Association of brain amyloid-β with cerebral perfusion and structure in Alzheimer's disease and mild cognitive impairment

Abstract

Patients with Alzheimer's disease have reduced cerebral blood flow measured by arterial spin labelling magnetic resonance imaging, but it is unclear how this is related to amyloid-β pathology. Using 182 subjects from the Alzheimer's Disease Neuroimaging Initiative we tested associations of amyloid-β with regional cerebral blood flow in healthy controls (n = 51), early (n = 66) and late (n = 41) mild cognitive impairment, and Alzheimer's disease with dementia (n = 24). Based on the theory that Alzheimer's disease starts with amyloid-β accumulation and progresses with symptoms and secondary pathologies in different trajectories, we tested if cerebral blood flow differed between amyloid-β-negative controls and -positive subjects in different diagnostic groups, and if amyloid-β had different associations with cerebral blood flow and grey matter volume. Global amyloid-β load was measured by florbetapir positron emission tomography, and regional blood flow and volume were measured in eight a priori defined regions of interest. Cerebral blood flow was reduced in patients with dementia in most brain regions. Higher amyloid-β load was related to lower cerebral blood flow in several regions, independent of diagnostic group. When comparing amyloid-β-positive subjects with -negative controls, we found reductions of cerebral blood flow in several diagnostic groups, including in precuneus, entorhinal cortex and hippocampus (dementia), inferior parietal cortex (late mild cognitive impairment and dementia), and inferior temporal cortex (early and late mild cognitive impairment and dementia). The associations of amyloid-β with cerebral blood flow and volume differed across the disease spectrum, with high amyloid-β being associated with greater cerebral blood flow reduction in controls and greater volume reduction in late mild cognitive impairment and dementia. In addition to disease stage, amyloid-β pathology affects cerebral blood flow across the span from controls to dementia patients. Amyloid-β pathology has different associations with cerebral blood flow and volume, and may cause more loss of blood flow in early stages, whereas volume loss dominates in late disease stages.

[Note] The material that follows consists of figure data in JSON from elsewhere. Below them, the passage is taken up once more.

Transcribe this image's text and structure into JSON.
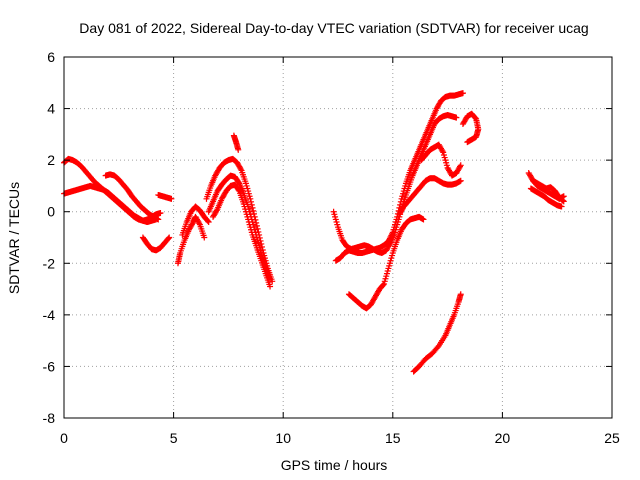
{
  "chart_data": {
    "type": "scatter",
    "title": "Day 081 of 2022, Sidereal Day-to-day VTEC variation (SDTVAR) for receiver ucag",
    "xlabel": "GPS time / hours",
    "ylabel": "SDTVAR / TECUs",
    "xlim": [
      0,
      25
    ],
    "ylim": [
      -8,
      6
    ],
    "xticks": [
      0,
      5,
      10,
      15,
      20,
      25
    ],
    "yticks": [
      -8,
      -6,
      -4,
      -2,
      0,
      2,
      4,
      6
    ],
    "grid": true,
    "marker": "+",
    "color": "#ff0000",
    "series": [
      {
        "x": [
          0.0,
          0.2,
          0.4,
          0.6,
          0.8,
          1.0,
          1.2,
          1.4,
          1.6,
          1.8,
          2.0,
          2.2,
          2.4,
          2.6,
          2.8,
          3.0,
          3.2,
          3.4,
          3.6,
          3.8,
          4.0,
          4.2,
          4.4
        ],
        "y": [
          1.9,
          2.05,
          2.0,
          1.9,
          1.75,
          1.55,
          1.35,
          1.15,
          1.0,
          0.85,
          0.7,
          0.55,
          0.4,
          0.25,
          0.1,
          -0.05,
          -0.2,
          -0.3,
          -0.35,
          -0.3,
          -0.2,
          -0.1,
          -0.05
        ]
      },
      {
        "x": [
          0.0,
          0.2,
          0.4,
          0.6,
          0.8,
          1.0,
          1.2,
          1.4,
          1.6,
          1.8,
          2.0,
          2.2,
          2.4,
          2.6,
          2.8,
          3.0,
          3.2,
          3.4,
          3.6,
          3.8,
          4.0,
          4.2
        ],
        "y": [
          0.7,
          0.75,
          0.8,
          0.85,
          0.9,
          0.95,
          1.0,
          0.95,
          0.9,
          0.85,
          0.75,
          0.6,
          0.45,
          0.3,
          0.15,
          0.0,
          -0.15,
          -0.25,
          -0.35,
          -0.4,
          -0.35,
          -0.3
        ]
      },
      {
        "x": [
          1.9,
          2.1,
          2.3,
          2.5,
          2.7,
          2.9,
          3.1,
          3.3,
          3.5,
          3.7,
          3.9,
          4.1,
          4.3
        ],
        "y": [
          1.4,
          1.45,
          1.4,
          1.25,
          1.05,
          0.85,
          0.6,
          0.4,
          0.2,
          0.05,
          -0.1,
          -0.2,
          -0.3
        ]
      },
      {
        "x": [
          3.6,
          3.8,
          4.0,
          4.2,
          4.4,
          4.6,
          4.8
        ],
        "y": [
          -1.0,
          -1.25,
          -1.45,
          -1.5,
          -1.4,
          -1.2,
          -1.0
        ]
      },
      {
        "x": [
          4.3,
          4.5,
          4.7,
          4.9
        ],
        "y": [
          0.65,
          0.6,
          0.55,
          0.5
        ]
      },
      {
        "x": [
          5.2,
          5.3,
          5.5,
          5.7,
          5.9,
          6.0,
          6.2,
          6.4
        ],
        "y": [
          -2.0,
          -1.6,
          -1.1,
          -0.7,
          -0.4,
          -0.2,
          -0.5,
          -1.0
        ]
      },
      {
        "x": [
          5.4,
          5.6,
          5.8,
          6.0,
          6.2,
          6.4,
          6.6
        ],
        "y": [
          -0.9,
          -0.4,
          0.0,
          0.2,
          0.05,
          -0.2,
          -0.4
        ]
      },
      {
        "x": [
          6.5,
          6.7,
          6.9,
          7.1,
          7.3,
          7.5,
          7.7,
          7.9,
          8.1,
          8.3,
          8.5,
          8.7,
          8.9,
          9.1,
          9.3,
          9.5
        ],
        "y": [
          0.5,
          1.0,
          1.4,
          1.7,
          1.9,
          2.0,
          2.05,
          1.9,
          1.6,
          1.1,
          0.5,
          -0.2,
          -0.9,
          -1.6,
          -2.2,
          -2.7
        ]
      },
      {
        "x": [
          6.6,
          6.8,
          7.0,
          7.2,
          7.4,
          7.6,
          7.8,
          8.0,
          8.2,
          8.4,
          8.6,
          8.8,
          9.0,
          9.2,
          9.4
        ],
        "y": [
          0.0,
          0.4,
          0.8,
          1.05,
          1.25,
          1.4,
          1.35,
          1.1,
          0.7,
          0.2,
          -0.4,
          -1.0,
          -1.6,
          -2.1,
          -2.6
        ]
      },
      {
        "x": [
          6.8,
          7.0,
          7.2,
          7.4,
          7.6,
          7.8,
          8.0,
          8.2,
          8.4,
          8.6,
          8.8,
          9.0,
          9.2,
          9.4
        ],
        "y": [
          -0.2,
          0.1,
          0.5,
          0.8,
          1.0,
          1.05,
          0.8,
          0.3,
          -0.3,
          -0.9,
          -1.4,
          -1.9,
          -2.4,
          -2.9
        ]
      },
      {
        "x": [
          7.75,
          7.85,
          7.95
        ],
        "y": [
          2.95,
          2.7,
          2.4
        ]
      },
      {
        "x": [
          12.3,
          12.5,
          12.7,
          12.9,
          13.1,
          13.3,
          13.5,
          13.7,
          13.9,
          14.1,
          14.3,
          14.5,
          14.7,
          14.9,
          15.1,
          15.3,
          15.5,
          15.7,
          15.9,
          16.1,
          16.3,
          16.5,
          16.7,
          16.9,
          17.1,
          17.3,
          17.5,
          17.7,
          17.9
        ],
        "y": [
          0.0,
          -0.6,
          -1.1,
          -1.35,
          -1.45,
          -1.4,
          -1.35,
          -1.3,
          -1.35,
          -1.45,
          -1.55,
          -1.6,
          -1.5,
          -1.2,
          -0.8,
          -0.2,
          0.4,
          0.9,
          1.4,
          1.8,
          2.2,
          2.6,
          3.0,
          3.4,
          3.6,
          3.7,
          3.75,
          3.7,
          3.65
        ]
      },
      {
        "x": [
          12.4,
          12.6,
          12.8,
          13.0,
          13.2,
          13.4,
          13.6,
          13.8,
          14.0,
          14.2,
          14.4,
          14.6,
          14.8,
          15.0,
          15.2,
          15.4,
          15.6,
          15.8,
          16.0,
          16.2,
          16.4,
          16.6,
          16.8,
          17.0,
          17.2,
          17.4,
          17.6,
          17.8,
          18.0,
          18.2
        ],
        "y": [
          -1.9,
          -1.8,
          -1.6,
          -1.5,
          -1.55,
          -1.6,
          -1.6,
          -1.55,
          -1.5,
          -1.45,
          -1.4,
          -1.3,
          -1.15,
          -0.8,
          -0.2,
          0.5,
          1.1,
          1.6,
          2.0,
          2.4,
          2.8,
          3.2,
          3.6,
          4.0,
          4.3,
          4.45,
          4.5,
          4.5,
          4.55,
          4.6
        ]
      },
      {
        "x": [
          15.3,
          15.5,
          15.7,
          15.9,
          16.1,
          16.3,
          16.5,
          16.7,
          16.9,
          17.1,
          17.3,
          17.5,
          17.7,
          17.9,
          18.1
        ],
        "y": [
          -0.1,
          0.2,
          0.4,
          0.6,
          0.8,
          1.0,
          1.2,
          1.3,
          1.3,
          1.2,
          1.1,
          1.05,
          1.05,
          1.1,
          1.2
        ]
      },
      {
        "x": [
          16.3,
          16.5,
          16.7,
          16.9,
          17.1,
          17.3,
          17.5,
          17.7,
          17.9,
          18.1
        ],
        "y": [
          2.0,
          2.2,
          2.4,
          2.5,
          2.6,
          2.3,
          1.7,
          1.4,
          1.5,
          1.8
        ]
      },
      {
        "x": [
          18.2,
          18.4,
          18.6,
          18.8,
          18.9,
          18.8,
          18.6,
          18.4
        ],
        "y": [
          3.4,
          3.7,
          3.8,
          3.6,
          3.2,
          2.9,
          2.8,
          2.7
        ]
      },
      {
        "x": [
          13.0,
          13.2,
          13.4,
          13.6,
          13.8,
          14.0,
          14.2,
          14.4,
          14.6,
          14.8,
          15.0,
          15.2,
          15.4,
          15.6,
          15.8,
          16.0,
          16.2,
          16.4
        ],
        "y": [
          -3.2,
          -3.35,
          -3.5,
          -3.65,
          -3.75,
          -3.6,
          -3.3,
          -3.0,
          -2.8,
          -2.2,
          -1.6,
          -1.1,
          -0.7,
          -0.45,
          -0.3,
          -0.25,
          -0.2,
          -0.3
        ]
      },
      {
        "x": [
          15.95,
          16.2,
          16.5,
          16.8,
          17.1,
          17.4,
          17.6,
          17.8,
          18.0,
          18.1
        ],
        "y": [
          -6.2,
          -6.0,
          -5.7,
          -5.5,
          -5.2,
          -4.8,
          -4.4,
          -4.0,
          -3.5,
          -3.2
        ]
      },
      {
        "x": [
          21.2,
          21.4,
          21.6,
          21.8,
          22.0,
          22.2,
          22.4,
          22.6,
          22.8
        ],
        "y": [
          1.5,
          1.2,
          1.0,
          0.9,
          0.8,
          0.7,
          0.6,
          0.5,
          0.6
        ]
      },
      {
        "x": [
          21.3,
          21.5,
          21.7,
          21.9,
          22.1,
          22.3,
          22.5,
          22.7
        ],
        "y": [
          0.9,
          0.8,
          0.7,
          0.6,
          0.45,
          0.35,
          0.25,
          0.2
        ]
      },
      {
        "x": [
          21.4,
          21.6,
          21.8,
          22.0,
          22.2,
          22.4,
          22.6,
          22.8
        ],
        "y": [
          1.2,
          1.1,
          1.0,
          0.9,
          0.95,
          0.8,
          0.55,
          0.4
        ]
      }
    ]
  }
}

Keywords: Alzheimer’s disease; PET imaging; beta-amyloid; magnetic resonance imaging; perfusion imaging.

Figure 1

Associations between cerebral blood flow and amyloid-β load. CBF values were centred and standardized. Associations were tested simultaneously in healthy controls (NL, green), early and late MCI (EMCI, blue, and LMCI, red, respectively), and Alzheimer’s disease dementia (AD, black). The fitted lines are from linear regression models, co-varied for age, sex and CBF in a reference region (precentral cortex). The data in the top of each panel are the regression coefficients B (standard error) and P-values for amyloid-β standardized uptake value ratio (SUVR) in the linear regression models fitted for all subjects simultaneously (thick solid line). The dashed lines represent models fitted within diagnostic groups. Data in the bottom of each panel are for likelihood ratio tests, comparing linear regression models with and without the interaction between diagnostic groups and amyloid-β standardized uptake value ratio, to assess differences between diagnostic groups (a significant P-value suggests that the relationship between regional CBF and amyloid-β standardized uptake value ratio differs by diagnosis).

Figure 2

Effects of amyloid-β standardized uptake value ratio (SUVR) and diagnostic group on CBF. CBF values were adjusted for age, sex, and CBF in a reference region (precentral cortex), centered and standardized. Amyloid-β-negative healthy controls (NL) (dichotomized by amyloid-β standardized uptake value ratio ≥1.11) were compared with amyloid-β-positive controls, early and late MCI (EMCI and LMCI), and Alzheimer’s disease dementia (AD), and with amyloid-β-negative early MCI and late MCI. Values above each column are P-values from linear regression models, for the combination of amyloid-β and diagnosis as predictor of CBF, co-varied for age, sex and reference CBF (precentral cortex). Shown P-values are not corrected for multiple comparisons.